I am sure there must be a tool out there that does it and does it fast? Parsing each file with a custom script is an option but I have big files and want something efficient. Too bad FastQC does not seem to provide this option.
zcat file.fq.gz | paste - - - - | cut -f2 | wc -c
zcat: print gzipped file (if the file is not zipped, just use cat)
paste - - - -: print four consecutive lines in one row (tab delimited)
cut -f2: print only the second column (after paste this is the second line of the fastq-format, meaning the sequence)
wc -c: count the characters
I'd probably go with something simple like:
grep -E '^[ACTGN]+$' | perl -pe 's/[[:space:]]//g' | wc -c
The assumption here is that you want to count all characters on all lines that contain only one of ACTG or N.
You can also use
fastx_quality_stats from the fastx toolkit. It reports the total number of bases, among other things.

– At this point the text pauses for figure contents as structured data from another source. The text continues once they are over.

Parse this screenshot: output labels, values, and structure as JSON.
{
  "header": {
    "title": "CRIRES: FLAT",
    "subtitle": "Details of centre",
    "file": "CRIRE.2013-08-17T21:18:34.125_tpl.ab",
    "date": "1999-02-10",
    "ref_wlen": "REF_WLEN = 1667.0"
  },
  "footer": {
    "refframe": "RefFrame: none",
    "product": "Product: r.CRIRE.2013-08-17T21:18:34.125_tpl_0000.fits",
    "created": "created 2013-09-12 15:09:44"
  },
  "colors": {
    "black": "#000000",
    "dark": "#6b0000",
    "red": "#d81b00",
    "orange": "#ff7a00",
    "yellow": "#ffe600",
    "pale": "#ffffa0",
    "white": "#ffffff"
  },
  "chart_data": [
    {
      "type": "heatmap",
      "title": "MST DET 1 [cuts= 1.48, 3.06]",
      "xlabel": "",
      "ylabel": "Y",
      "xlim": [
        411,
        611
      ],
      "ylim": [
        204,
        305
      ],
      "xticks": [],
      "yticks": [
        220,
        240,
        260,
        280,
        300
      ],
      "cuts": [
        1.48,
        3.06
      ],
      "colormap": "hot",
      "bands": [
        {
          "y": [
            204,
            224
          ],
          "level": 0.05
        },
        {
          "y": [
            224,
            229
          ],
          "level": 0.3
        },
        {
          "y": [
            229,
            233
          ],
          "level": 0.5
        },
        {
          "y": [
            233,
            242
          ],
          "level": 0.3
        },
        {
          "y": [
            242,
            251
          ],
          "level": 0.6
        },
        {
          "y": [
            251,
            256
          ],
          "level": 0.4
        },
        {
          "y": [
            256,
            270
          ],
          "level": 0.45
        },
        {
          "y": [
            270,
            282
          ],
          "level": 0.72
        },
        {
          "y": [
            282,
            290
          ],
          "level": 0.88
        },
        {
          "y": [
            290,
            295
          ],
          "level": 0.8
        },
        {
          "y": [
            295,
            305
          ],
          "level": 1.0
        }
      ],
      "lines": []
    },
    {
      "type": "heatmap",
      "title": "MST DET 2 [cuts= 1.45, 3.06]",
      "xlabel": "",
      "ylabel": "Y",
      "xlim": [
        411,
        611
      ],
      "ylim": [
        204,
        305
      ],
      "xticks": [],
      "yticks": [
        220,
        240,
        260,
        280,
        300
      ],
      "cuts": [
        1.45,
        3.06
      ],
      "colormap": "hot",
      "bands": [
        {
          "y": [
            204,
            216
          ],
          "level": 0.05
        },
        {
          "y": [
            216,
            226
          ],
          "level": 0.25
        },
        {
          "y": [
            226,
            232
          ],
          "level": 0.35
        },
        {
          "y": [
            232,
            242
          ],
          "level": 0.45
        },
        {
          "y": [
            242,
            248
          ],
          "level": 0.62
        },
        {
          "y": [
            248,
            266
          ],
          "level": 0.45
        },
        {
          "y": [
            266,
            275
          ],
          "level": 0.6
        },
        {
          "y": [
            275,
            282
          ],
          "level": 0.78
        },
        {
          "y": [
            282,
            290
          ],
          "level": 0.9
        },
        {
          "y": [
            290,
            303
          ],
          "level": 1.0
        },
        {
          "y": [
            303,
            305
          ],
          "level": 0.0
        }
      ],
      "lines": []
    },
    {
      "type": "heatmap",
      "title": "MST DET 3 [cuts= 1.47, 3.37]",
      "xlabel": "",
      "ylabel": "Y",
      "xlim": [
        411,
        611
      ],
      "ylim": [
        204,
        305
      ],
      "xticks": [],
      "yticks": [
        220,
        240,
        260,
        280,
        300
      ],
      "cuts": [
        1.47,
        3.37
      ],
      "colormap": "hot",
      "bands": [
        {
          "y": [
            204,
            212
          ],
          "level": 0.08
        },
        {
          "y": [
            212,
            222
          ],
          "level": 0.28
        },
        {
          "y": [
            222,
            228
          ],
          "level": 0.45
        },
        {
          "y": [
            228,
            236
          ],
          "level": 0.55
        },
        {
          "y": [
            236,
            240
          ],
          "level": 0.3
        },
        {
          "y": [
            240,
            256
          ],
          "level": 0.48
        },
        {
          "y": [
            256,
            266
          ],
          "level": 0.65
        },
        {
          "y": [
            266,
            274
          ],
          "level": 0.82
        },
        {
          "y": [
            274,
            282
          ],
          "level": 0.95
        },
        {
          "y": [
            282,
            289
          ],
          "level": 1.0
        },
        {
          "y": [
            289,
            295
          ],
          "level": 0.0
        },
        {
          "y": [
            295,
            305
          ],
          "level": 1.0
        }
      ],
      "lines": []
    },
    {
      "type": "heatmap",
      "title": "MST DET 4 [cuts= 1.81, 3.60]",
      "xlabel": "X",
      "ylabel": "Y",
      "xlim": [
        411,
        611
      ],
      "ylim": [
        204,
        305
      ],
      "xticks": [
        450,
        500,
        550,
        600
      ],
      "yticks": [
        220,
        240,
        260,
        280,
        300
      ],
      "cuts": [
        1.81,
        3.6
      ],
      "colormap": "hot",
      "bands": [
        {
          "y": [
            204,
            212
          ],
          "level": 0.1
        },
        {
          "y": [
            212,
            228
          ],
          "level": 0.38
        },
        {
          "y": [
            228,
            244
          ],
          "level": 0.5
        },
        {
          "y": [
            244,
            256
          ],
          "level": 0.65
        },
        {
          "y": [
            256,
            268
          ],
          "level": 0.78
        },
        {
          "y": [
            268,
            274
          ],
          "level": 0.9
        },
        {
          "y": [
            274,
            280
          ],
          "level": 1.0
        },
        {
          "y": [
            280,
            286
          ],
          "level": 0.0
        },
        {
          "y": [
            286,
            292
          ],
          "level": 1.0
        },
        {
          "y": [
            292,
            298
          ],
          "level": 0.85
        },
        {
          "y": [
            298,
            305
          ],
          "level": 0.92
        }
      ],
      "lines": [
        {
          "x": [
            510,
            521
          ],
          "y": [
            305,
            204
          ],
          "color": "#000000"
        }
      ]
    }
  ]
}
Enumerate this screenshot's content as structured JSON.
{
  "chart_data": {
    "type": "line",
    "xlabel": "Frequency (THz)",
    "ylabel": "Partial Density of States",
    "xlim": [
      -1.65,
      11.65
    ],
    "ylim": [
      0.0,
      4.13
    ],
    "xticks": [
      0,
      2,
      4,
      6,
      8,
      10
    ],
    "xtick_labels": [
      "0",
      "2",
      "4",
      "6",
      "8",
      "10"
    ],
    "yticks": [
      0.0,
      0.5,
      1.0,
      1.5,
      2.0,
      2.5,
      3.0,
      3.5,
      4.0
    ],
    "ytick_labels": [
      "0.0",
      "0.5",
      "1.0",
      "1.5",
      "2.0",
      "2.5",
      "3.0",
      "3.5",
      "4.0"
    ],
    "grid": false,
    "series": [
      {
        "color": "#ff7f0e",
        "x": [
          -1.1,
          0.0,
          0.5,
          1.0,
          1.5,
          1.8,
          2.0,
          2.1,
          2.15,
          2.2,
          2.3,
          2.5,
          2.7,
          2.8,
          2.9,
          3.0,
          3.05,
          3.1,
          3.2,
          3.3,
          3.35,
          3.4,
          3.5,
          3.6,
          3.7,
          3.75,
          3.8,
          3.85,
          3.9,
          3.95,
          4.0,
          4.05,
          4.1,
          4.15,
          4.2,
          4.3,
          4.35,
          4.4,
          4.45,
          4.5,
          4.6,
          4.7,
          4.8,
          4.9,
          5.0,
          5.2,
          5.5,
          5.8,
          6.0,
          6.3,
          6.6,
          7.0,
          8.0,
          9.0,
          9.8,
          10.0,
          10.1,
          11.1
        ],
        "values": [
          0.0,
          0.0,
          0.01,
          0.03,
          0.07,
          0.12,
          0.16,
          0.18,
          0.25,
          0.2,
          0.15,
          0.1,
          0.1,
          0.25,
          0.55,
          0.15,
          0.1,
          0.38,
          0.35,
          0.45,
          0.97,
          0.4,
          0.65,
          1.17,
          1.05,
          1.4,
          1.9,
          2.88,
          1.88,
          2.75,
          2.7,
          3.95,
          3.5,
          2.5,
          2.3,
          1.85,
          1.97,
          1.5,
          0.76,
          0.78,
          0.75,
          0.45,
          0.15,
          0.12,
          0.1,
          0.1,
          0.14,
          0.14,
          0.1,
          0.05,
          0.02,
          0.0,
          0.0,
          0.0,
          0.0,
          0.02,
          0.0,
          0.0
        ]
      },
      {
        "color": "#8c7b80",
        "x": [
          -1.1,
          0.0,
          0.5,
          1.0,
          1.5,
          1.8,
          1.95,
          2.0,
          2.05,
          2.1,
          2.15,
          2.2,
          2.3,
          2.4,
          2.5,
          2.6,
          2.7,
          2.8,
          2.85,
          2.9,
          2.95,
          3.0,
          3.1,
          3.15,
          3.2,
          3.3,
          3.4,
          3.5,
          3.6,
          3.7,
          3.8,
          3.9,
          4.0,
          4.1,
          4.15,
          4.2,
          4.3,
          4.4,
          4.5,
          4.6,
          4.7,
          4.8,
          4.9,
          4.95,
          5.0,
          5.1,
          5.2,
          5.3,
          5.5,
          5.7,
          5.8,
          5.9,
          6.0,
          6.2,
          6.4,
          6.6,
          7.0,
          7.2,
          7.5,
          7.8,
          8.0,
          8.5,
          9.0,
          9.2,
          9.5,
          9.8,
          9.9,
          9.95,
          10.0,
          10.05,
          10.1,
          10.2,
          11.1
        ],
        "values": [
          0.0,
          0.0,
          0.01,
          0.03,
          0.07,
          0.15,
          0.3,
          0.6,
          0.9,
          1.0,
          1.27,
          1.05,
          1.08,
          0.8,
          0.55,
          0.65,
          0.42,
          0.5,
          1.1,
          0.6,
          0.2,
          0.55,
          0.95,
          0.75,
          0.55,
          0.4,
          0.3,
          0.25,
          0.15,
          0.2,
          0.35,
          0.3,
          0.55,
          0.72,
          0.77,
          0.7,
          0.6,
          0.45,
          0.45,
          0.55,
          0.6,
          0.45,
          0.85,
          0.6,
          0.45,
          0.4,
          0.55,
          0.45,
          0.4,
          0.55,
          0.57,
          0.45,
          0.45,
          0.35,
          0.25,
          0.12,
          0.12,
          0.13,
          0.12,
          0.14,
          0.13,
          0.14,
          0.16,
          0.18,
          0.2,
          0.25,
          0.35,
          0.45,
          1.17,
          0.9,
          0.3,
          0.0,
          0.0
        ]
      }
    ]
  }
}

This assumption is not correct because many quality lines start by letter like CGAT or N, then you are adding to the count the characters from the lines of the quality that start with this values, remember that the ASCII code include all the letters of the alphabet!!!! The wak Samuel's script works perfectly, sure that the problem is that maybe you are not including the quality data in your data test or are not included in the correct line, because all the fastq files have each 4 lines the nucleotide sequence....